Derek Johnson tries out a new multi‑port USB MIDI interface that's also designed to allow connection of serial‑port gear.
The UX256 is a MIDI interface designed for connection to a USB‑equipped Mac or PC. It's housed in a half‑rack package and provides six sets of MIDI I/O — three at the front and three at the back — for a total of 96 independent MIDI channels. In addition, Yamaha have included two miniature 8‑pin serial sockets, labelled 'To TG1' and 'To TG2'. Any synth or sound module equipped with a serial port for connection to a computer can be interfaced here, which will interest Mac owners without built‑in serial ports. Each 'To TG' port can transmit up to five virtual MIDI Outs, or 80 MIDI channels, plus one MIDI Input (making the UX256 potentially an 8‑in/16‑out interface).
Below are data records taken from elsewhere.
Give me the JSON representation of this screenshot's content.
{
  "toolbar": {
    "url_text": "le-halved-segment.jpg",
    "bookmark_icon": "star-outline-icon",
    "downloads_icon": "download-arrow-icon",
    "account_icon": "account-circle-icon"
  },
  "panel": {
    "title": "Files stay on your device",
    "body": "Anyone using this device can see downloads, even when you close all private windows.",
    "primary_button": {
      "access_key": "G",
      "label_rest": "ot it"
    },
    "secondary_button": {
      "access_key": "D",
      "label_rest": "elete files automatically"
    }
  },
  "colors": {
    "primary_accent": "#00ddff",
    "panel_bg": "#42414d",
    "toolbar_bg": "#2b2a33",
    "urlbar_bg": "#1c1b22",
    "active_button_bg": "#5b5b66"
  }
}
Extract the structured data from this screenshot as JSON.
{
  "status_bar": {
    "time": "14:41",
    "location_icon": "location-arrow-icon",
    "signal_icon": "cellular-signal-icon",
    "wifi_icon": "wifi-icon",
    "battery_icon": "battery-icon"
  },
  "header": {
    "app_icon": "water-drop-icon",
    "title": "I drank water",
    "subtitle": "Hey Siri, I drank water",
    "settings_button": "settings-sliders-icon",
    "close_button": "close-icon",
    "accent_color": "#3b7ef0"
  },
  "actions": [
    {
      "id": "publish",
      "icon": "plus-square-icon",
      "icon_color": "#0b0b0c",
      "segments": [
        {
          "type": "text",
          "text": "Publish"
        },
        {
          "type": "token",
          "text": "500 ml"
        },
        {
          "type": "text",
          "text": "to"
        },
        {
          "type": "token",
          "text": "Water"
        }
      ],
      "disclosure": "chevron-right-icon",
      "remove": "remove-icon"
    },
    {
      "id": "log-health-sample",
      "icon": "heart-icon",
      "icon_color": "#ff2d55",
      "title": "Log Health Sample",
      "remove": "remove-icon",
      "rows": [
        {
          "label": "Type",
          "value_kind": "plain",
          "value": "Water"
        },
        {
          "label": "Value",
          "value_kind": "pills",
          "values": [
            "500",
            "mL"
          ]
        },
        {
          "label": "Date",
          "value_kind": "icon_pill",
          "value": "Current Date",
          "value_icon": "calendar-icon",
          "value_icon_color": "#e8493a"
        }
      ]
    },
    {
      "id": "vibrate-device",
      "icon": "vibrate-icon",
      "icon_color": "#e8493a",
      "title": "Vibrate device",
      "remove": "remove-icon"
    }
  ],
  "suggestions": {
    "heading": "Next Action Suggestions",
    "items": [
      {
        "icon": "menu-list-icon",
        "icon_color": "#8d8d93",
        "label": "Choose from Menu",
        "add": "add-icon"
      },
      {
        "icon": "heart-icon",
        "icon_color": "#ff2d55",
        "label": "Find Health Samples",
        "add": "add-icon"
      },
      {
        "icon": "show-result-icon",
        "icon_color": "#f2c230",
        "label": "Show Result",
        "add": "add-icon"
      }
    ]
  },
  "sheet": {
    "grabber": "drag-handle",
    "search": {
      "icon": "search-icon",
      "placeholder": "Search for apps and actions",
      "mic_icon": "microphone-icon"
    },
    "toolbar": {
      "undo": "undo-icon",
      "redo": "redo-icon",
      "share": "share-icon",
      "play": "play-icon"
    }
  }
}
Even Yamaha currently have no serial‑port modules that use more than 64 channels, but they say that the fifth virtual MIDI Out can be routed through such a module via its MIDI Thru, thus providing an extra 'real' MIDI Out.
Physically, there's not much more to the UX256: a power switch, 'on' and USB activity LEDs, and a socket for the external 11.5V PSU. The UX comes with a USB cable, and a CD containing driver software for both Mac and PC. Note that the PC driver is compatible with Windows 98 only, not Windows 95 or NT, and that OMS (Open Music System), which is required for Mac use, is supplied. A simple patchbay application is also included. This lets you freely route the UX256's MIDI Ins and Outs to each other, though because there are no memories on board the UX, or ways to save configurations from the software, this is of limited use. (Emagic's 2‑in/4‑out MT4, reviewed last month, has 32 onboard patch memories.)
Getting my computer (an Apple G4) to recognise the UX256 was quick and easy, and the Windows routine also looks simple enough. However, there was one inexplicable hiccup. Even though OMS could see all the UX's MIDI ports, every time I tried to have OMS automatically identify attached MIDI equipment, my computer crashed. Luckily, I discovered that a manually‑configured OMS setup — where I'd identified which piece of equipment was attached to which MIDI I/O pair — worked just fine.
As it happens, I was also able to check out the 'To TG' ports, courtesy of Roland's 32‑part multitimbral SC88 Pro, which has a serial connection. The UX256, via OMS, instantly saw this as two virtual MIDI Outs, as expected. It then occurred to me that a 'To TG' port could be used to hook up my currently idle serial Opcode Studio 128X 8‑way MIDI interface. To my surprise, it worked. Of course, only five of the MIDI Outs can be accessed, and just one MIDI In, but this does extend the UX256's usefulness. I wonder if Yamaha will be able to update the interface's firmware to accommodate eight Outs, and maybe even eight MIDI Ins, on one of the 'To TG' ports? That would make the UX an attractive option for the many people with serial multi‑port interfaces and a shiny, new, serial‑free Apple computer: the UX256 would provide USB‑serial interfacing as well as its own six sets of MIDI I/O.
There's plenty of anecdotal evidence of the unhappy relationship between USB and MIDI on the latest Macs, with tales of noticeable MIDI delays, timing errors and computer crashes. I myself have experienced the joys of audible MIDI delays on a couple of early USB MIDI interfaces. I was thus pleasantly surprised by the UX256's performance. Plugged into my computer, running Digidesign's Pro Tools LE MIDI + Audio software in a Digi 001 environment, the UX256 behaved flawlessly. In normal use, to my ears, there was little in the way of discernible delays or timing problems. I was eventually able to introduce some flamming and slight choking by making multiple copies of some busy parts, then routing them to multiple MIDI Outs, but at this point the data stream was improbably dense. Before you buy any USB interface, though, it's safest to get an assurance that you can exchange it if it takes a dislike to your particular setup.
Potentially, the UX256 can offer a lot of individual MIDI output channels, though few users will be able to access them all. That said, the interface still offers six I/O ports for under £200, and if you do have a serial‑equipped synth, it can be interfaced without losing a real MIDI I/O pair.
- Mac‑ and PC‑compatible.
- Good price for potential number of MIDI channels.
- Bar minor OMS hiccup, I found it truly plug‑and‑play.
- Whilst it's nice to have 256 MIDI channels, most people won't be able to access them all.
- No 'patch' memories, and can't be used as a stand‑alone MIDI router.
A cost‑effective, no‑nonsense device which can be recommended if you don't need to store patch configurations.